Bild: Adressat der Solidarität: Kohlenhalde in Bottrop
Für wie bescheuert hält die IG BCE dieses Land eigentlich? Die
Energiegewerkschaft behauptet allen Ernstes, dass in Deutschland 800.000
Arbeitsplätze gefährdet sind, weil der Bundeswirtschaftsminister eine
Abgabe auf ein paar alte, ineffiziente Kohlekraftwerke verlangt, die
keinerlei Relevanz für das Energiesystem haben. Was für ein Stuss.
Oh, sicherlich, die IG BCE hat eine Studie verfassen lassen, aus der sich
die Arbeitsplatz-Horrorzahl ableiten lässt. Von einer US-amerikanischen
Investmentbank. Vermutlich schreiben US-amerikanische Investmentbanken auch
Studien über Wachstumschancen im internationalen Sklavenhandel, alles eine
Frage der Bezahlung. Es ist schon bezeichnend, dass die Gewerkschaft in
Deutschland offensichtlich kein Institut gefunden hat, das seine Reputation
durch eine derartige Quatschrechnung aufs Spiel stellt.
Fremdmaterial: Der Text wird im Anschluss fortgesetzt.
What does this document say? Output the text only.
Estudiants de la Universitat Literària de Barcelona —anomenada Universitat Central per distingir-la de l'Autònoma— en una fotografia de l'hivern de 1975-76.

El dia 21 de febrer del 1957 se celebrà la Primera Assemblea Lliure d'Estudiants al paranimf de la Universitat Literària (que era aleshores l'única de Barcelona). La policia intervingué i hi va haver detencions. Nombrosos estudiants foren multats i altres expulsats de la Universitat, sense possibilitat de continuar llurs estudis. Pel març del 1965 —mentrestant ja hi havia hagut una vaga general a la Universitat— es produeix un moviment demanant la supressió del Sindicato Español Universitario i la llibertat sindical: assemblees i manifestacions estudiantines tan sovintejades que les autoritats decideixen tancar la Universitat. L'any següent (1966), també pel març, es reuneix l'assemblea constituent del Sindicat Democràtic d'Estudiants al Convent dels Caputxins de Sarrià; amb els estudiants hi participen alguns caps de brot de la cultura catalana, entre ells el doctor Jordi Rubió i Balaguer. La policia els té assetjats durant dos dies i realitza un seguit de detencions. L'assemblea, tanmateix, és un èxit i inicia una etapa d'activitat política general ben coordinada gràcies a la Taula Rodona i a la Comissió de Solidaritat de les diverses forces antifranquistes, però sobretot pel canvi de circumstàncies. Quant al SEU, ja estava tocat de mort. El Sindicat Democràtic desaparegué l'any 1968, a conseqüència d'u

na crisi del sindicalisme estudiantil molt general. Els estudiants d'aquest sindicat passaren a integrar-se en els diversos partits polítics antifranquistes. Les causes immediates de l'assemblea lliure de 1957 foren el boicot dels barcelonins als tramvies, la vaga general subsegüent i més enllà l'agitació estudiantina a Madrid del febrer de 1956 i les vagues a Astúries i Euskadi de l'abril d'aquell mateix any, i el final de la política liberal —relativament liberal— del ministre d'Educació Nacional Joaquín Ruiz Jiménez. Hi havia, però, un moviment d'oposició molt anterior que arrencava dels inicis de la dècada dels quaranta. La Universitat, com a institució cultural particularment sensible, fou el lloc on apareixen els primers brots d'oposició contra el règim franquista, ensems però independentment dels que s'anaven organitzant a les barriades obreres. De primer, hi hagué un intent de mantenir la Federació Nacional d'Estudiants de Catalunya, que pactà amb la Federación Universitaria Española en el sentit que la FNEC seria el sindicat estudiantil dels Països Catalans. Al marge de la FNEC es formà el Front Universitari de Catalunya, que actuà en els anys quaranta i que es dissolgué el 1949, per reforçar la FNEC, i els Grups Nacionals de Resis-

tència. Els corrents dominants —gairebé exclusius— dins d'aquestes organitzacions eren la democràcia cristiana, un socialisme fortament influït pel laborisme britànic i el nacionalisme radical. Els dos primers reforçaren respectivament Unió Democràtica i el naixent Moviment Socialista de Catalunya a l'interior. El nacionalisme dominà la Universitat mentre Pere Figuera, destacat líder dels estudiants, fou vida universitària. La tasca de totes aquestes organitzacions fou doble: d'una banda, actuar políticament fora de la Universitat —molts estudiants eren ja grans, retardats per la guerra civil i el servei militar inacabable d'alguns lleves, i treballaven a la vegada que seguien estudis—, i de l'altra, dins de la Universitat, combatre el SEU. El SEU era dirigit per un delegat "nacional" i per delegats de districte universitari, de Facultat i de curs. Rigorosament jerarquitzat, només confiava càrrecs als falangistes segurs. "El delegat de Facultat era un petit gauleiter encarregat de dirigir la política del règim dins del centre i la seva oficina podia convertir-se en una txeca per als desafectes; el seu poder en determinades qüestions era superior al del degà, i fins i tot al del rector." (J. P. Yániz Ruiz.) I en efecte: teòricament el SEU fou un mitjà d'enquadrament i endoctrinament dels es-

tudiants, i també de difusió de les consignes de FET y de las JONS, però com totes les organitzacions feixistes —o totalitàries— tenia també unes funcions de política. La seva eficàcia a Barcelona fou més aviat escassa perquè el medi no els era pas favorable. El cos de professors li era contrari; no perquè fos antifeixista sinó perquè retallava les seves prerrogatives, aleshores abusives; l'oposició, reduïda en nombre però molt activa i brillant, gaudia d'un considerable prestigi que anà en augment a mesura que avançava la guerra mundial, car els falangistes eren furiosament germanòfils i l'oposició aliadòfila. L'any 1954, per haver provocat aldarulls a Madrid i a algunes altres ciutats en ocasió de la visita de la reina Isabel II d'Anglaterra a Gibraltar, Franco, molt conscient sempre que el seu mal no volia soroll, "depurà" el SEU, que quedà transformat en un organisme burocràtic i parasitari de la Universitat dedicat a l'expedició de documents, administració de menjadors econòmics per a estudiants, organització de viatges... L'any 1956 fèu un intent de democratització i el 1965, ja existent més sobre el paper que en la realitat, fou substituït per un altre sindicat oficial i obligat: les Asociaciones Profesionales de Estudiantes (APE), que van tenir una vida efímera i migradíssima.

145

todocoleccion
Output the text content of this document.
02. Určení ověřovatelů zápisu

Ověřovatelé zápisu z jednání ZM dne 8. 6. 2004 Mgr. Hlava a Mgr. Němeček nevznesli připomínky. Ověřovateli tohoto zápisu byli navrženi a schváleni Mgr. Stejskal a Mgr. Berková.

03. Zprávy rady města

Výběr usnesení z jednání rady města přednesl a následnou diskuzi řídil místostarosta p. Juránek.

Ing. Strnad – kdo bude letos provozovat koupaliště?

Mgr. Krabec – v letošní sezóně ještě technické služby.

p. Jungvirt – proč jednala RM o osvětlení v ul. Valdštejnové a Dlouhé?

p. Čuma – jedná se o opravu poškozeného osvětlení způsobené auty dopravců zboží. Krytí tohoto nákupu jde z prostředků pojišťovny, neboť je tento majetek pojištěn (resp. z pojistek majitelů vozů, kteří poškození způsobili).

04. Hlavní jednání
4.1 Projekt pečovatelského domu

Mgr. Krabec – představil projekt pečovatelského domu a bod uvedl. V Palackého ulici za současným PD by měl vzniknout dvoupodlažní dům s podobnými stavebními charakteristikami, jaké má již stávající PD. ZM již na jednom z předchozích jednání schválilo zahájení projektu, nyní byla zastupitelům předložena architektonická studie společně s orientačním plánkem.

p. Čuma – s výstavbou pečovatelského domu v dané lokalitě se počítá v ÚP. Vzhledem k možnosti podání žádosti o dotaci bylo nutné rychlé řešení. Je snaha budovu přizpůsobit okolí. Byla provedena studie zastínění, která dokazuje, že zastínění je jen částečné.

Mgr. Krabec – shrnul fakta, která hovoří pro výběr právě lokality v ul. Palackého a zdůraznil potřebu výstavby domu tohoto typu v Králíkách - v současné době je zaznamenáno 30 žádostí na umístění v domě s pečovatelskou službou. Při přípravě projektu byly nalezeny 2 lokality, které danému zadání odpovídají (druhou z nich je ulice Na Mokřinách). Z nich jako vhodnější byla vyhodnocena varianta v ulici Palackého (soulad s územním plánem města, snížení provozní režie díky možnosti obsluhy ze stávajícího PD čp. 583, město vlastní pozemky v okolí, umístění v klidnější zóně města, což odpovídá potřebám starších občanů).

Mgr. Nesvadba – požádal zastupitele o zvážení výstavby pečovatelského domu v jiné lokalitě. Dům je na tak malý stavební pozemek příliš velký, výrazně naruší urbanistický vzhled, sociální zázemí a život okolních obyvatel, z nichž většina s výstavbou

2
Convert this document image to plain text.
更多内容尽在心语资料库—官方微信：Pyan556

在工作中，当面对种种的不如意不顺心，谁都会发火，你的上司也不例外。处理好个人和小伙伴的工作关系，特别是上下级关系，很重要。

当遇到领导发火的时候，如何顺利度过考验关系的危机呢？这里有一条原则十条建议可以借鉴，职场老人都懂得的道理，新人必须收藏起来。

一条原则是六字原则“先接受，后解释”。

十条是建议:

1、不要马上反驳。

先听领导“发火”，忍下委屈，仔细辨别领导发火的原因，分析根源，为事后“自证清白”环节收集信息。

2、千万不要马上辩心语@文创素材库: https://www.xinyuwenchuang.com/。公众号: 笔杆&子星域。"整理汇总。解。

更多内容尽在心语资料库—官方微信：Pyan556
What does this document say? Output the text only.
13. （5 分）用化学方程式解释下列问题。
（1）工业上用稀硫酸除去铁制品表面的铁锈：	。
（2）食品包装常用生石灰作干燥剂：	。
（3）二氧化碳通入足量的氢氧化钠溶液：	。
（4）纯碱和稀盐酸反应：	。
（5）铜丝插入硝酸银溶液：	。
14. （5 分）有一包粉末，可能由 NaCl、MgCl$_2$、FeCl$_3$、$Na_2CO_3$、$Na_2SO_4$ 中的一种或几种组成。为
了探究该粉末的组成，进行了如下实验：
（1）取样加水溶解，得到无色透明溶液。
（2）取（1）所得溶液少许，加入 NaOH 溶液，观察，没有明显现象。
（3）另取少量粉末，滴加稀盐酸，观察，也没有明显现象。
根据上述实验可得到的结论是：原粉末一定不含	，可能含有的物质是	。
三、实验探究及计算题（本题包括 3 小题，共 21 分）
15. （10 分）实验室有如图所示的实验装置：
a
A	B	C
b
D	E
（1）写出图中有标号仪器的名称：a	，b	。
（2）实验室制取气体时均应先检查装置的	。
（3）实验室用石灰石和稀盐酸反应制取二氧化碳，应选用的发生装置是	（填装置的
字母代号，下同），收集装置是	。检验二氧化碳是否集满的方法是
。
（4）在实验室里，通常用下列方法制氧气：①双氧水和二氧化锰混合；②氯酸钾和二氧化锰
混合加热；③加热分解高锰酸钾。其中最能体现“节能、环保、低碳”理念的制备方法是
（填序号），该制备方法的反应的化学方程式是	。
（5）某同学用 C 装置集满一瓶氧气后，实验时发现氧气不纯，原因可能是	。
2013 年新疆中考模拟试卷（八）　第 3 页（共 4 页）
Kurz zum Stand der Dinge: Wenn die Menschheit nicht von ihrem Ausstoß an
Klimagasen runterkommt, wird es eine Klimaerwärmung von unkontrollierbarem
Ausmaß geben. Im Dezember dieses Jahres soll es deshalb ein neues, globales
Klimaschutzabkommen der UN geben. Derzeit sieht es gut aus, weil selbst die
USA und China Bereitschaft dafür zeigen.
Deutschland hat sich international verpflichtet, bis 2020 weniger Klimagase
auszustoßen und zwar 40 Prozent weniger als 1990. Nach derzeitigem Stand
der Dinge wird das Ziel verfehlt.
Nun soll zusätzlich gespart werden und ein kleiner Teil davon fällt auf den
Stromsektor. Sigmar Gabriel will ab 2017 schrittweise eine zusätzliche
Abgabe auf den CO2-Ausstoß einführen. Ein Minimaleingriff: 90 Prozent der
fossilen Kraftwerke sind nicht davon betroffen. Er trifft die alten,
ineffizienten Braunkohlekraftwerke, die Strom für den Export produzieren.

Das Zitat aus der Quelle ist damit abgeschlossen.